Like I Knew What I am Doing

LIKWID.jl is a Julia wrapper for the performance monitoring and benchmarking suite LIKWID.

Video

Talk (25 min) given at JuliaCon 2022.

Installation

Prerequisites:

LIKWID.jl is a registered Julia package. Hence, you can simply add it to your Julia environment with the command

] add LIKWID

Make sure that LD_LIBRARY_PATH includes the directory that contains the liblikwid library (/usr/local/lib by default). You can check via

echo $LD_LIBRARY_PATH

If it doesn't, put the following into your ~/.bashrc:

export LD_LIBRARY_PATH=/usr/local/lib:$LD_LIBRARY_PATH

Note that if you are using VSCode a restart might be required to see the changes.

Documentation

Please check out the documentation to learn how to use LIKWID.jl.

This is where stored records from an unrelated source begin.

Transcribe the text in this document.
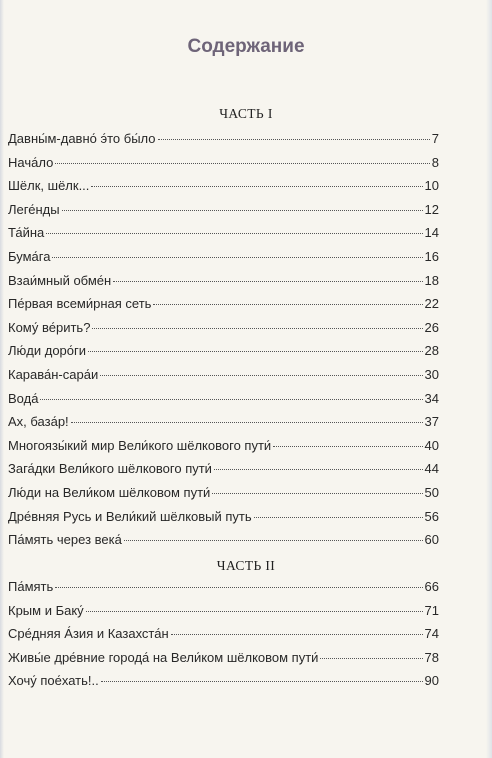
Содержание
ЧАСТЬ I
Давны́м-давно́ э́то бы́ло	7
Нача́ло	8
Шёлк, шёлк...	10
Леге́нды	12
Та́йна	14
Бума́га	16
Взаи́мный обме́н	18
Пе́рвая всеми́рная сеть	22
Кому́ ве́рить?	26
Лю́ди доро́ги	28
Карава́н-сара́и	30
Вода́	34
Ах, база́р!	37
Многоязы́кий мир Вели́кого шёлкового пути́	40
Зага́дки Вели́кого шёлкового пути́	44
Лю́ди на Вели́ком шёлковом пути́	50
Дре́вняя Русь и Вели́кий шёлковый путь	56
Па́мять через века́	60
ЧАСТЬ II
Па́мять	66
Крым и Баку́	71
Сре́дняя А́зия и Казахста́н	74
Живы́е дре́вние города́ на Вели́ком шёлковом пути́	78
Хочу́ пое́хать!..	90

Example: Performance Monitoring

using LIKWID

N = 10_000
a = 3.141
x = rand(N)
y = rand(N)
z = zeros(N)

function daxpy!(z, a, x, y)
    z .= a .* x .+ y
end
daxpy!(z, a, x, y); # warmup

metrics, events = @perfmon "FLOPS_DP" daxpy!(z, a, x, y); # double-precision floating point ops.

Output:

Group: FLOPS_DP
┌───────────────────────────┬──────────┐
│                     Event │ Thread 1 │
├───────────────────────────┼──────────┤
│          ACTUAL_CPU_CLOCK │  73956.0 │
│             MAX_CPU_CLOCK │  51548.0 │
│      RETIRED_INSTRUCTIONS │  10357.0 │
│       CPU_CLOCKS_UNHALTED │  23174.0 │
│ RETIRED_SSE_AVX_FLOPS_ALL │  20000.0 │
│                     MERGE │      0.0 │
└───────────────────────────┴──────────┘
┌──────────────────────┬────────────┐
│               Metric │   Thread 1 │
├──────────────────────┼────────────┤
│  Runtime (RDTSC) [s] │ 7.68048e-6 │
│ Runtime unhalted [s] │  3.0188e-5 │
│          Clock [MHz] │     3514.8 │
│                  CPI │    2.23752 │
│         DP [MFLOP/s] │     2604.0 │
└──────────────────────┴────────────┘

Resources

Creators

LIKWID.jl is an effort by the Paderborn Center for Parallel Computing (PC²) and, originally, the MIT JuliaLab.